Du fait de sa moindre utilisation, le chèque n’est plus le moyen de paiement le plus fraudé en valeur. Néanmoins, son taux de fraude (0,073 %) demeure élevé, avec beaucoup des chèques contrefaits qui ont pour origine des vols de courriers postaux.
Les chéquiers étant le plus souvent envoyés par « courrier simple » à leurs légitimes propriétaires, il arrive qu’ils soient soustraits, soit après détérioration des boîtes aux lettres, soit directement dans les salles de tri.
Une expédition risquée
Cette forme d’envoi n’est d’ailleurs pas sans risque pour les banques. En effet, plusieurs arrêts ont déjà retenu, par le passé, la responsabilité de certains établissements de crédit ayant adressé les formules de chèque de cette façon dans des cas où un préjudice était survenu2. La jurisprudence est cependant loin d’être uniforme sur ce point 3.
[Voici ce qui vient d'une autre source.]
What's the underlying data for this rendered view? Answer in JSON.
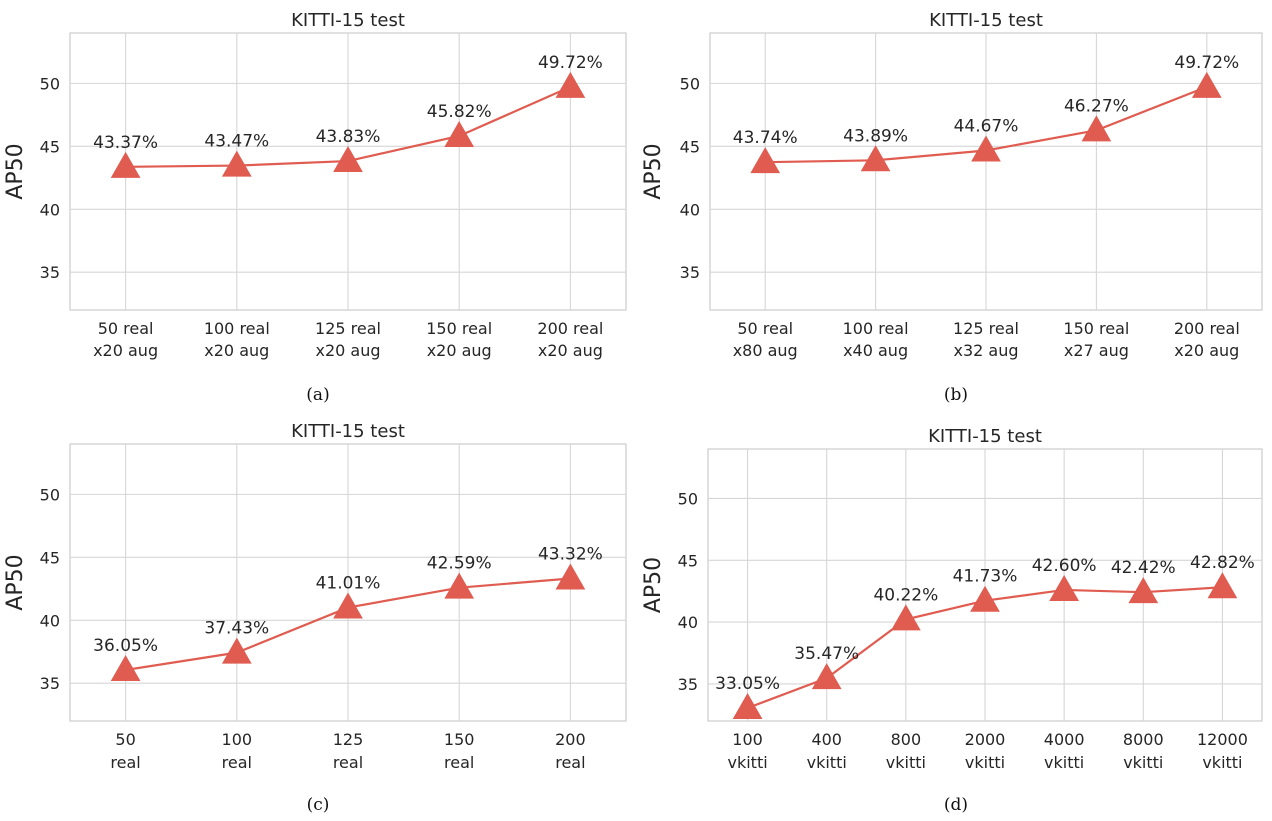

Face au risque de fraude dénoncé précédemment, l’Observatoire de la sécurité des moyens de paiement (OSMP) de la Banque de France invite désormais les banques à poursuivre leurs efforts en matière de sécurisation des envois, notamment en proposant le retrait gratuit en agence comme alternative à l’envoi par courrier, en améliorant l’information des clients sur les envois de chéquiers et en simplifiant les procédures de mise en opposition4.
Cette solution n’est cependant pas sans défaut :
– privilégier de la sorte les agences peut paraître problématique à une époque où leur nombre tend à décroître notablement ;
– la solution n’est pas sans coût pour le client. En effet, il convient de rappeler que certains établissements de crédit font payer la conservation des chéquiers en agence, si le client ne vient par les chercher avant une certaine date. Ce dernier se doit alors d’être correctement averti de cette situation.